Building a Langchain4j chatbot agent for banking customer service.
Published on: 6/27/2024
Introduction
This post is about an internal project carried out at TietoEvry, together with 15 other colleagues, during the summer of 2024. The goal was to create a simple chatbot agent — one that could rely on a specified context (to prevent it from hallucinating) and trigger certain custom-made functions in our code, such as fetching or posting data to an endpoint.
Where it all started
The inspiration came from a talk by Lizzy Raes at JFokus24. She introduced a Java library called Langchain4j — basically a Java version of the more well-known LangChain (Python). The idea is to bring the same "agentic" behavior into a more object-oriented Java context. That means being able to instantiate an interface and treat your AI model like a regular object: you send it data, it gives you a response — and under the hood, you can plug in tools, memory, and context. That’s what we wanted to explore.

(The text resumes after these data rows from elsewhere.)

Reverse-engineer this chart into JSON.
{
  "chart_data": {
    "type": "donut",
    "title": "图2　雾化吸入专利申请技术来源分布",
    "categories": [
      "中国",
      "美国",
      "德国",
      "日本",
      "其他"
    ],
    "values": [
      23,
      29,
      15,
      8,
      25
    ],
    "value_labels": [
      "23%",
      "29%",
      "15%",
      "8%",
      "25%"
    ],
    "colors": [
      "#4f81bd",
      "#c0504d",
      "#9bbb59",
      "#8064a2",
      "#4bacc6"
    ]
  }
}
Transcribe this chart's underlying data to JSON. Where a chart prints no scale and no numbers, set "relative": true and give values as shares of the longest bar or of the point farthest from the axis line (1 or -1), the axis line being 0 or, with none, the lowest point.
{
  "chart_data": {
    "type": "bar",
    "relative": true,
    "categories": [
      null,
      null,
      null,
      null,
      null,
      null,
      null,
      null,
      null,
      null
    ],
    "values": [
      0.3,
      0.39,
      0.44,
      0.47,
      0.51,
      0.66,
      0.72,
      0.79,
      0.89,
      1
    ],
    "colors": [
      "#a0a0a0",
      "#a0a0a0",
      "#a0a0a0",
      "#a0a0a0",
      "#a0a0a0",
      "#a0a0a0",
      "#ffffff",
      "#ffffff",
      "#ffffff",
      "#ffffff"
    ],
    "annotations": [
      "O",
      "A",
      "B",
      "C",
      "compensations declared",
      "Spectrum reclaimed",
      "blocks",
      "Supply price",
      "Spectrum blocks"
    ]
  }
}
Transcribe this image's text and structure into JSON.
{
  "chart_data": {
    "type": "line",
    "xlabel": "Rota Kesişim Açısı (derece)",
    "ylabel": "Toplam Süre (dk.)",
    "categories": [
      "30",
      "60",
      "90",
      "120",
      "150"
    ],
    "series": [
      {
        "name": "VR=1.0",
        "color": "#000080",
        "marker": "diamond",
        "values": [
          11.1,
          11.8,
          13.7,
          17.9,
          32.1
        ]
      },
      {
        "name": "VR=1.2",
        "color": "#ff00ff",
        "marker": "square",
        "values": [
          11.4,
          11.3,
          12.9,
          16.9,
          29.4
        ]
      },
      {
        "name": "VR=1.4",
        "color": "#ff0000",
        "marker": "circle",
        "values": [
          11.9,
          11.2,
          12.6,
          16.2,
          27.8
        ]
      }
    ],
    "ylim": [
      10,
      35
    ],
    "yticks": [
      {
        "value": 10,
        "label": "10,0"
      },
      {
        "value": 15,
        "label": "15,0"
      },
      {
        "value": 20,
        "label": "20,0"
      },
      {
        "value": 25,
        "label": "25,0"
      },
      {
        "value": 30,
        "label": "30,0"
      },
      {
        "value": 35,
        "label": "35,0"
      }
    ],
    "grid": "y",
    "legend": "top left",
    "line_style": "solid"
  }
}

First concepts: LLMs and Agents
Before diving into building, we had to get familiar with two key terms: LLM and Agent. LLM stands for Large Language Model. It's a trained neural network that understands and generates human language. Underneath, it turns words, phrases, even paragraphs into vectors — big arrays of numbers that represent meaning. For example, the word “bad” might become a vector with mostly negative values, while “good” might have more positive ones. This allows the model to “understand” and operate on meaning. An agent, on the other hand, is an LLM with extra powers. It can access external tools — functions that you’ve defined in your code. You can think of it like this: the agent maps meaning from a user’s input to a trigger — and that trigger might call a function, send a request, or return custom output. Agents are basically LLMs with access to your toolbox.
Context and hallucinations: RAG
One of the early challenges we faced was the classic: how do we stop the model from hallucinating? That’s where RAG — Retrieval Augmented Generation — comes in. The idea is simple: instead of just feeding the user query into the model, we also pass along extra information — context. This can be documentation, a previous conversation, or any other relevant data. In LLM terms, context is just a bunch of strings passed to the model alongside the query. This enriches the model’s answers and keeps them grounded in your own data.
From text to vectors
There are many ways to provide context to an LLM. One approach we found compelling was to embed all our context into a vector database. Basically, we chunked our documents into smaller bits, converted them into vectors, and saved them in a database optimized for similarity search. When the user makes a request, the model looks for the most relevant chunks, loads them, and uses them to answer. But this whole pipeline is sensitive to a lot of things: * Which model you use to embed the text * How long the text chunks are * Which vector database you go for We tried different combinations and got a deeper understanding of how much these little details affect performance and quality.
Memory: Saving the Conversation
Besides static context, another way to enrich responses is by adding memory — letting the model "remember" previous interactions. We explored using LangChain’s memory modules to store both the user’s question and the model’s response. One idea was to persist this into a DB and treat it as dynamic context. This way, the conversation itself becomes part of the model’s reference material. There are also simpler ways — like using .loadDocs() to inject documents or history into the model without building a full custom pipeline. Still, it was interesting to test both approaches and understand what’s going on under the hood.
AI concepts, and tech in the project
One of the biggest personal learnings came from the non-AI side of the project: architecture. At the time, I was 21 — and mostly focused on syntax. I hadn’t really given much thought to how a service should be structured: file layout, framework decisions, scalability, naming conventions, and just best practices in general. Not the quick get-arounds, but the solid patterns that help you when your project grows. Designing this project with a team made me see how important architecture really is — and how much easier things get when your code is clean and your structure is clear.
TL;DR:
These were some of the things I learned and worked with during the project. From tools and agents to memory and RAG pipelines — and from embeddings to endpoints. But more than that, I learned to zoom out a bit. To think not just about the code, but how it fits together, and how to build something real. Hope this post gave you some new words to chew on, and a glimpse into the project I was part of. I’ll probably write another one soon — maybe on how we integrated cloud services next. Hope you enjoyed it!